Pub Rants

Category: Writing As A Career

Title Tales

STATUS: So far I’ve spent all day reading—a full manuscript I requested and then a client work. Only one more day until we officially close so I’ll probably be reading late into the evening.

What’s playing on the iPod right now? HERE COMES SANTA CLAUS by Elvis Presley

Diana Peterfreund is talking about titles on her blog and being the lazy person I am this week, I thought I’d piggyback on her topic.

I want to reiterate here that authors should not get too attached to their titles. Sometimes they’re perfect and the author, the editor, and the whole sales department (and the buyer from Barnes & Noble) are giddy with excitement over it.

Then sometimes they’re not. Or they might be perfectly okay titles but not quite the angle the publisher is looking for.

Any agent that’s been around awhile can regale you with tons of title tales and it seems a fitting end to the year. So if you don’t mind, I’m going to share a few.

Paula Reed’s first romance entitled INTO HIS ARMS was originally titled KEEPING FAITH (as in the main heroine’s name was Faith and the hero should keep her). Kensington, her publisher, thought it sounded too inspirational so changed it.

I don’t think anyone can mistake INTO HIS ARMS for a religious tome.

In contrast, the obvious title for Jenny O’Connell’s upcoming second YA is THE BOOK OF LUKE. Speaking of religious references, we thought there was no way MTV Books would let us keep it (although it totally fit because the protagonist takes it upon herself to reform the baddest, most popular boy in school—named Luke of course—and keeps a book about the effort.) We spent days coming up with some alternatives (if I remember correctly, Nice Is A Four-Letter Word was the runner up). It ended up being unnecessary as MTV kept the originally proposed title.

But here’s a great instance to show that a writer shouldn’t get too wed to a title.

For book 2 in Shanna’s ENCHANTED series, she had the perfect title. For years, she had wanted to write a book entitled Bewitched, Bothered, and Bewildered. Finally, her chance had come in the form of the second book in her series. The manuscript was edited, delivered, and heading to press.

Then her agent opened up the then new spring catalog for Berkley (back in 2005) and lo and behold, you guessed it. Berkley had just released a book with that same title. As a book at Ballantine, we didn’t want to compete with a same-title release from another house.

Suddenly, we had no title. Enchanted Book 2 wasn’t really going to cut it. We spent weeks trying to come up with a new title only to be saved by the Ballantine marketing director. It was he who came up with ONCE UPON STILETTOS—in a moment that could only be described as sheer brilliance because what a great title.
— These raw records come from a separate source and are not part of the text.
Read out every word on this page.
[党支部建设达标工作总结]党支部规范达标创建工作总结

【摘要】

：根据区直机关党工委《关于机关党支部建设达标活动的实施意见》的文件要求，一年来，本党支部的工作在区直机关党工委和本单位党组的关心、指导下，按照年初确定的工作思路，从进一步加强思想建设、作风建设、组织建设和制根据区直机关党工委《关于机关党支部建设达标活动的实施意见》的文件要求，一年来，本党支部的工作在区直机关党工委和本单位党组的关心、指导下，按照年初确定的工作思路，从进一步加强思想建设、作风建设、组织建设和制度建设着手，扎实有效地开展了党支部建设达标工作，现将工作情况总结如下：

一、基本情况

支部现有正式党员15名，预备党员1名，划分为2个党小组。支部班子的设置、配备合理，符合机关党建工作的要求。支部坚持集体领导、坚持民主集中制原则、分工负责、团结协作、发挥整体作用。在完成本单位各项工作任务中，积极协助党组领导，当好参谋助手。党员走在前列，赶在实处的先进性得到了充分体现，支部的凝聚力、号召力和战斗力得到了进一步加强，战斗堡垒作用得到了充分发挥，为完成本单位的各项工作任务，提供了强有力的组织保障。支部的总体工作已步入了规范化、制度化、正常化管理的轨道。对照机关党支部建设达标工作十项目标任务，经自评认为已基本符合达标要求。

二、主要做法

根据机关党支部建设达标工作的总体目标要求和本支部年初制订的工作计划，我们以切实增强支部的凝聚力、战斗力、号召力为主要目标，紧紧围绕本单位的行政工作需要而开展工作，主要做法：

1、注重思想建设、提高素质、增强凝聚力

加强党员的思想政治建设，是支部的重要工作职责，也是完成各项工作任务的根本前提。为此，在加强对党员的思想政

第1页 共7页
For book 3, DAMSEL UNDER STRESS, the brainstorm brilliance was all Shanna and in this instance, Ballantine loved it immediately.

Title crisis averted—this time!

Remember, Editors Work For The Man

STATUS: I’m a little frazzled. But things are good. I did have lunch today with Kate Schafer, a YA agent at Janklow & Nesbit. She’s in town. Ends up we both have copies of Opal Mehta (of the big plagiarism scandal) because we had lunches with editors involved right before that story broke. Isn’t that weird? A little synchronicity in the world.

What’s playing on the iPod right now? THIS IS IT by Kenny Loggins

One of the great reasons, as an author, to have an agent is the fact that your agent gets to handle any of the nasty stuff and you, as the author, get to maintain a terrific, stress-free relationship with your editor. In fact, some authors end up being good friends with their editors and will often attend parties, weddings, and other events with or for their editor friend.

A great relationship with your editor is a powerful thing. I’m all for it but I always want to remind authors that editors work for the man. In other words, they work for the publishing house and even though they might adore you personally, it is their job to protect their employer’s best interest. Not yours.

That’s why you have an agent.

So when I hear that authors either knowingly or unwittingly circumvent their agent and jeopardize the author/agent partnership, I feel the need to rant. I guess this has been a big discussion on some of the chat forums lately—authors who have agents but go directly to their editor with a new, uncontracted proposal or work without consulting with the agent first.

Oh boy. Regardless of how good your relationship is with your editor, this is business; not personal and a submission (in whatever format) is truly the first step in a negotiation and is serious business. Not to mention your agent’s job. I have heard so many horror stories of authors misstepping at this stage because they knowingly or unwittingly circumvented the agent and chaos ensued.

Or even better, I love the stories where authors have submitted a project themselves and contracted it without the agent’s knowledge and then landed themselves in a whole heap of trouble in terms of not honoring option clauses or current contract conditions etc.

Guess what the agent does when he or she finds out? You bet. Drops you. In this instant, the author has purposely negated the agent/author relationship and as far as the agent is concerned, you are not her problem anymore.

Any gray areas here? For example, are you allowed to share ideas with your editor? Sure… (but it’s better to share with me first) and as soon as the idea morphs into pen on paper, a real project that can be sold, I’d better be in the loop.